Global Peace Intergenerational Dialogue launched in Accra
President Nana Addo Dankwa Akufo-Addo and Mrs Graça Machel, Chair, Board of Trustees, African Centre for Constructive Resolution to Disputes (ACCORD) on Monday jointly launched the Global Peace Intergenerational Dialogue (IGD), a global peace movement.
The Global Peace IGD is a global effort engineered by ACCORD to garner a global discussion among young future leaders, city mayors, captains of industries and their country leaders to deliberate on their aspirations for what a better world should look like.
The Accra Dialogue, which is the first in the series, is a follow up to a commitment statement made by President Nana Addo Dankwa Akufo-Addo, Co-Chairman of the United Nations Sustainable Development Goals (SDGs) Advocate Group on 2nd December 2018, at the Global Citizen’s Festival in the Johannesburg, South Africa, in that, “Ghana would host the inaugural Intergenerational Dialogue in the Accra City, to help forge the connection between peace and development in the country and worldwide”.

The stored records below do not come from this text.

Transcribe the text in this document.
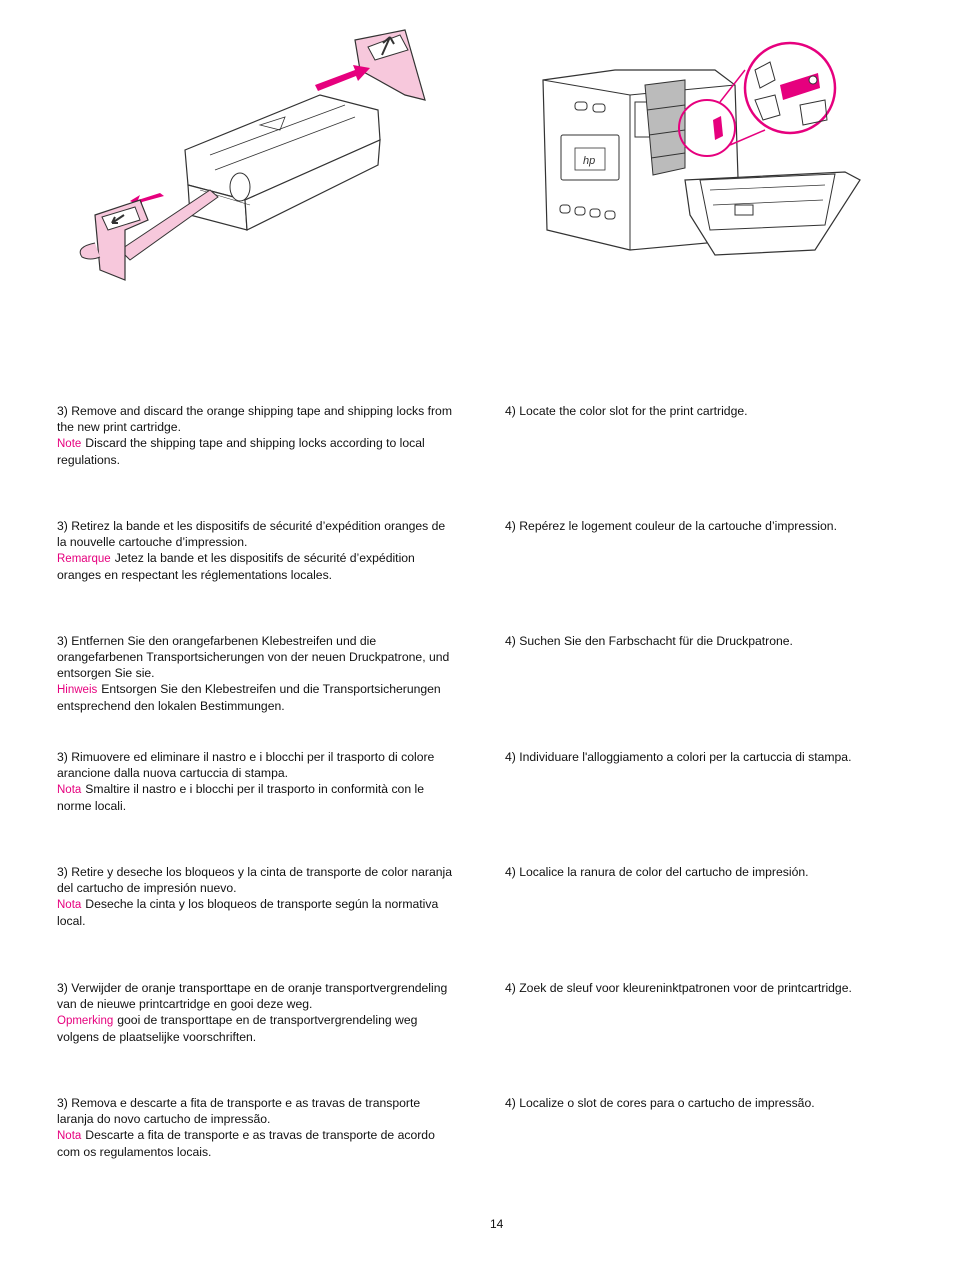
hp
3) Remove and discard the orange shipping tape and shipping locks from the new print cartridge.
Note Discard the shipping tape and shipping locks according to local regulations.
4) Locate the color slot for the print cartridge.
3) Retirez la bande et les dispositifs de sécurité d’expédition oranges de la nouvelle cartouche d’impression.
Remarque Jetez la bande et les dispositifs de sécurité d’expédition oranges en respectant les réglementations locales.
4) Repérez le logement couleur de la cartouche d’impression.
3) Entfernen Sie den orangefarbenen Klebestreifen und die orangefarbenen Transportsicherungen von der neuen Druckpatrone, und entsorgen Sie sie.
Hinweis Entsorgen Sie den Klebestreifen und die Transportsicherungen entsprechend den lokalen Bestimmungen.
4) Suchen Sie den Farbschacht für die Druckpatrone.
3) Rimuovere ed eliminare il nastro e i blocchi per il trasporto di colore arancione dalla nuova cartuccia di stampa.
Nota Smaltire il nastro e i blocchi per il trasporto in conformità con le norme locali.
4) Individuare l'alloggiamento a colori per la cartuccia di stampa.
3) Retire y deseche los bloqueos y la cinta de transporte de color naranja del cartucho de impresión nuevo.
Nota Deseche la cinta y los bloqueos de transporte según la normativa local.
4) Localice la ranura de color del cartucho de impresión.
3) Verwijder de oranje transporttape en de oranje transportvergrendeling van de nieuwe printcartridge en gooi deze weg.
Opmerking gooi de transporttape en de transportvergrendeling weg volgens de plaatselijke voorschriften.
4) Zoek de sleuf voor kleureninktpatronen voor de printcartridge.
3) Remova e descarte a fita de transporte e as travas de transporte laranja do novo cartucho de impressão.
Nota Descarte a fita de transporte e as travas de transporte de acordo com os regulamentos locais.
4) Localize o slot de cores para o cartucho de impressão.
14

Throughout 2019, Global Peace would coordinate the convening of a series of IGD that would be held in a minimum of a 100 cities across the world.
The aspirations and outputs from the dialogues, held globally, will be collated into a Global Peace Charter, which will be adopted at the inaugural Global Peace Forum at the end of 2019 in Durban, South Africa.
Global Peace would then use this Charter to lobby the UN to host the first Summit of Heads of States and Governments on Global Peace through a partnership with the United Cities and Local Government (UCGL) Association, the Global Citizens, the SDG Action Campaign, the All-Africa Students Union, the Junior Chamber International and other Global Development Partners.
Mrs Michel in her remarks at the Accra Dialogue noted that, the IGD was to give a platform to the youth to amplify their voices to shape their present and the future.
“We chose to launch this intergenerational dialogue from here, Ghana is to remind African young people that the political freedom they enjoy started here,” she said.
“Ghana is the first country to become independent. But is also the first to open its doors to all liberation movements of that time.”
She noted that liberation movements such as the African National Congress (ANC) and the South West Africa People’s Organisation (SWAPO) were based in Ghana from where they strategized to free the continent from colonialism.
“So we thought it was appropriate for us to honour history and to say to Africans and to the rest of the world that this global peace movement is being launched from here. Because it is a sort of second liberation of the world for a peaceful, prosperous and inclusive world,” she said.
“We want you also to remember that it started again here in Accra, Ghana.”
Mrs Machel said technology had created a difference between the world of young people and the world their parents grew in.
She urged the youth to use technology to end the root causes of conflict; which were poverty, unemployment and inequality.
She said while many young people would adapt to technological innovations, many would also be left behind.
“Those that would be left behind would fear for the future and this today is what is driving the anxiety, that is driving people to racial, religious, ethnic and other identity prejudices and leading to extremist behavior,” she said.
Mrs Machel also called for support for the poor and the vulnerable in society.
Dr Vasu Gouden, Founder, Global Peace, said peace was not merely the absence of war; stating that “peace is the absence of poverty, unemployment and inequality”.
Dr Emmanul Kwesi Aning, the Director, Faculty of Academic Affairs and Research, Kofi Annan International Peacekeeping Training Centre; and Dr Chukwuemeka B. Eze, the Executive Director, West Africa Network for Peace building (WANEP) on the behalf of their respective institutions pledged their support for the Global Peace IGD initiative.